Structural and Functional Characterization of Pentameric and Hexameric IgM Antibodies in Complement System Activation

Abstract

Immunoglobulin M (IgM) antibodies are critical components of the immune system, characterized by their pentameric or hexameric structure and exceptional binding avidity. Understanding the structural and functional differences between these forms is essential for advancing therapeutic antibody development and furthering our understanding of immune responses. This dissertation comprises interconnected studies that advance our understanding of IgM biology through methodological innovation and biophysical characterization.Chapter 1 will introduce and provide relevant background information on the topics discussed herein including IgM biology and function, hydrogen deuterium exchange mass spectrometry (HDX-MS) as a biophysical tool to study complex systems, complement cascade activation and its role in the immune system, and the myriad other techniques employed in the studies conducted. Chapter 2 addresses a fundamental methodological challenge in hydrogen-deuterium exchange mass spectrometry: hydrogen scrambling during analysis. We systematically mapped activation thresholds for scrambling, revealing that it is a global process with peptide-specific thresholds, providing critical parameters for optimizing site-specific HDX-MS experiments. Chapter 3 presents comprehensive structural characterization of pentameric and hexameric IgM using HDX-MS, electron microscopy, and small-angle X-ray scattering.
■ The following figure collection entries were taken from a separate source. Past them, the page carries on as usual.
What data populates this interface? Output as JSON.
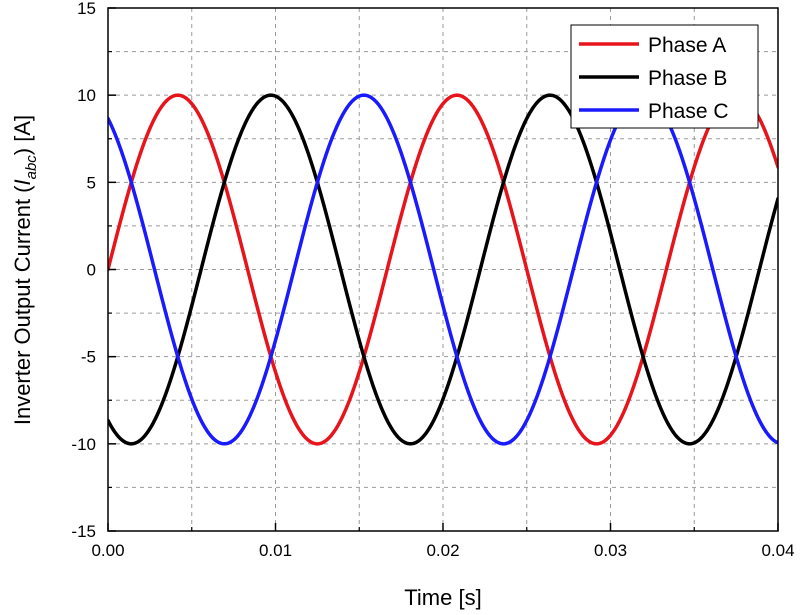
{
  "chart_data": {
    "type": "line",
    "title": "",
    "xlabel": "Time [s]",
    "ylabel": {
      "prefix": "Inverter Output Current (",
      "symbol": "I",
      "subscript": "abc",
      "suffix": ") [A]"
    },
    "xlim": [
      0,
      0.04
    ],
    "ylim": [
      -15,
      15
    ],
    "x_ticks": [
      0,
      0.01,
      0.02,
      0.03,
      0.04
    ],
    "x_tick_labels": [
      "0.00",
      "0.01",
      "0.02",
      "0.03",
      "0.04"
    ],
    "y_ticks": [
      -15,
      -10,
      -5,
      0,
      5,
      10,
      15
    ],
    "y_tick_labels": [
      "-15",
      "-10",
      "-5",
      "0",
      "5",
      "10",
      "15"
    ],
    "grid": true,
    "legend_position": "top-right",
    "series": [
      {
        "name": "Phase A",
        "color": "#e8141b",
        "amplitude": 10,
        "frequency_hz": 60,
        "phase_deg": 0
      },
      {
        "name": "Phase B",
        "color": "#000000",
        "amplitude": 10,
        "frequency_hz": 60,
        "phase_deg": -120
      },
      {
        "name": "Phase C",
        "color": "#1a1aff",
        "amplitude": 10,
        "frequency_hz": 60,
        "phase_deg": 120
      }
    ],
    "samples": 401
  }
}
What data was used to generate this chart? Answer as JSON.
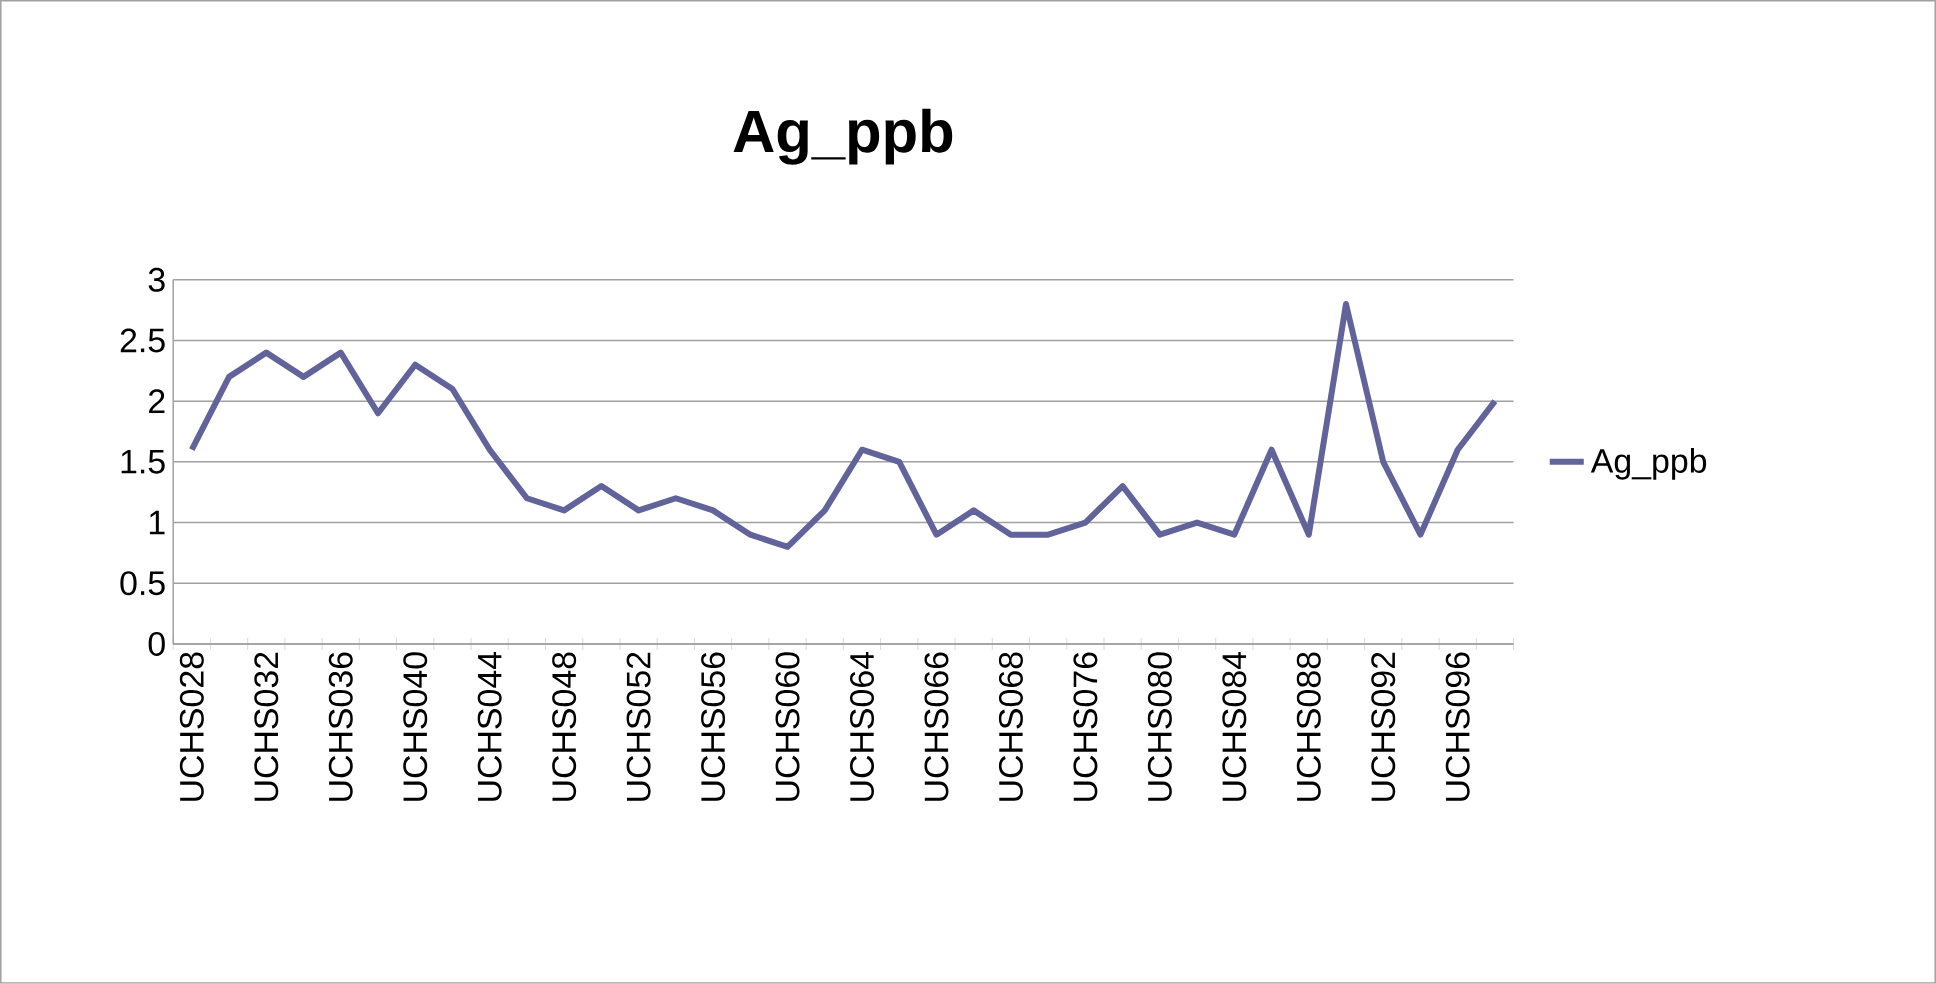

These studies reveal distinct conformational properties between the two forms, with hexameric IgM showing greater flexibility in the Fc region and more extensive conformational changes upon binding to antigen-displaying nanoparticles. Chapter 4 presents functional characterization demonstrating that hexameric IgM activates complement slightly more efficiently than pentameric IgM. Integration of structural and functional data reveals that the optimal Fc presentation in hexameric IgM facilitates more effective C1q binding and complement activation. Chapter 5 presents preliminary data on C1 complex interactions and conformational dynamics and discusses future directions for understanding the complete molecular mechanism of IgM-mediated complement activation, with implications for therapeutic antibody development.